No conjunto de abordagens sobre o que se
passa na UTI, já especularam sobre o óbvio, com platitudes diversas, a partir
do mais elementar do marketing das bizarrices: Bolsonaro precisa ser exposto a
qualquer custo.
É o que temos. Um ex-presidente que dá
publicidade ao seu drama pessoal, como se esse fosse o drama de metade do país,
da forma mais escatológica possível. Funciona?
O estagiário e os veteranos de marketing se
juntam a chutadores sobre o que pode acontecer. Se o Datafolha fizer uma
daquelas pesquisas terrivelmente estranhas, podemos até ficar sabendo que o
povo aprova a série de horrores na UTI de Bolsonaro. E que a fidelização a ele
se mantém ou pode até ter aumentado.
E agora temos a máscara e a caneta, que se
juntam aos celulares erguidos para os céus em busca de marcianos que apoiassem
o golpe, ao Hino cantado em torno de um pneu e a tudo que se viu desde a
pandemia. Temos a máscara e a caneta suspeitas, que passam a ocupar a mesma
prateleira dos chips espiões enfiados em vacinas.
E talvez essa exposição de absurdos continue
funcionando. Não só para o contingente da raiz bolsonarista, mas também para os
da antiga direita, que que alargaram essa base desde 2018.

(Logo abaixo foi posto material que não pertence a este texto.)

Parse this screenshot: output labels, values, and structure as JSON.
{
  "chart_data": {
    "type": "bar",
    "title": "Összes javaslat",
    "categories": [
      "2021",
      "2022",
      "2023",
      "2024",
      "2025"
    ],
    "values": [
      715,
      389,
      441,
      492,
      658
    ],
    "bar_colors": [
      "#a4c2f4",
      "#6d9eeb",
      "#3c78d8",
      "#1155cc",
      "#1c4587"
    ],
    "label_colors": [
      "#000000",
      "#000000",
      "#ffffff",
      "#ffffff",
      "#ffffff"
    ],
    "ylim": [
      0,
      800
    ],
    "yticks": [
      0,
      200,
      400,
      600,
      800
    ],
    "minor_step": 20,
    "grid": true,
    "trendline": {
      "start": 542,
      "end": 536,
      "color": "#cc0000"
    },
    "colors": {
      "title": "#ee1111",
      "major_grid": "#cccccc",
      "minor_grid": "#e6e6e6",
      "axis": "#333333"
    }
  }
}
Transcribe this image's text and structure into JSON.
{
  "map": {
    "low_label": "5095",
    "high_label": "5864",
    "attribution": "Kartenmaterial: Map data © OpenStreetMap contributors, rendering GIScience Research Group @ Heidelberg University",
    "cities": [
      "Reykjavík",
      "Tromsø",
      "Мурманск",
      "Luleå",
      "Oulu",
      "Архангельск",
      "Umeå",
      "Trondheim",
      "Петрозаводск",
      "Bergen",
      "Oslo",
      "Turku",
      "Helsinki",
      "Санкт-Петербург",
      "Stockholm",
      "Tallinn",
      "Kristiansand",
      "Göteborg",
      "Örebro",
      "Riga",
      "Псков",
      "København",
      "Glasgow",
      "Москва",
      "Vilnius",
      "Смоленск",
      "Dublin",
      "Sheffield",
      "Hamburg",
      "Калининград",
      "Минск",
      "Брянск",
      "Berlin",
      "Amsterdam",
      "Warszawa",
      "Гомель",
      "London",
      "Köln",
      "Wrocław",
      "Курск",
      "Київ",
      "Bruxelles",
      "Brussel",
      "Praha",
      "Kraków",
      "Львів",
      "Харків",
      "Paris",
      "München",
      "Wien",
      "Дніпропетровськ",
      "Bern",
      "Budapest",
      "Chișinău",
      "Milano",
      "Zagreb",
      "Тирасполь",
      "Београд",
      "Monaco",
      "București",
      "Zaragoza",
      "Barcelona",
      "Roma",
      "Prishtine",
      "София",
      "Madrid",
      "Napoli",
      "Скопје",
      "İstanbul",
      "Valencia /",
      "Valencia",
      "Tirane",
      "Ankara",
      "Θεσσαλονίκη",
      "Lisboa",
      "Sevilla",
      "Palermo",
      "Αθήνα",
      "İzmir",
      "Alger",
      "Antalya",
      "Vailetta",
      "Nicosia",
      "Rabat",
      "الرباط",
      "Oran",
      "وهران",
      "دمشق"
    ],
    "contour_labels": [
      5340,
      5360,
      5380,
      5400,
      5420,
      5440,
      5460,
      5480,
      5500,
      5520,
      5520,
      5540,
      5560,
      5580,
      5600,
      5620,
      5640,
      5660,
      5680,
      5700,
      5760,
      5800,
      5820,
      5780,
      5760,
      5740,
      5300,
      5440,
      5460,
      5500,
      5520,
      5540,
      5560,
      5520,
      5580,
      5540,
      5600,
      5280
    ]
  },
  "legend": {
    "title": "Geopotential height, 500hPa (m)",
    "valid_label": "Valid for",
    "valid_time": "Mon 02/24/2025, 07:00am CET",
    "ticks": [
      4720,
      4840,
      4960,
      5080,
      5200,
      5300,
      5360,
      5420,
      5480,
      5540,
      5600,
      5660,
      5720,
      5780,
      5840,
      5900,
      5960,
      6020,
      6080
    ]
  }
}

Enganam-se os que acreditam que somente
pessoas mais expostas às fake news e consideradas ignorantes possam estar
ajudando a disseminar as suspeitas sobre a máscara e a caneta da servidora da
Justiça.
Estamos diante do prolongamento do que
poderia, depois da derrota na eleição e do fracasso do golpe, ter perdido
força. A área da saúde, que mais propicia a disseminação desse tipo de
informação, tem na UTI de Brasília um criadouro de novas suspeitas e conspirações.
Zucco não é um deputado qualquer, é o
candidato de Bolsonaro e de toda a extrema direita ao governo do Rio Grande do
Sul e aparece na liderança em algumas pesquisas.
Foi ele quem tirou do jogo pelo governo
gaúcho o hiperbolsonarista Onyx Lorenzoni, o primeiro parlamentar a apostar em
Bolsonaro em 2018 e que por isso ocupou vários ministérios. Onyx não evoluiu na
sua radicalidade antilulista, e Zucco é agora a versão atualizada do
bolsonarismo no Estado.
A máscara e a caneta vão entrar na campanha.
Aguardem os próximos lançamentos desse Estado que se apresenta, pelo que diz
seu hino, como modelo a toda Terra. O Rio Grande do Sul é altamente contagioso.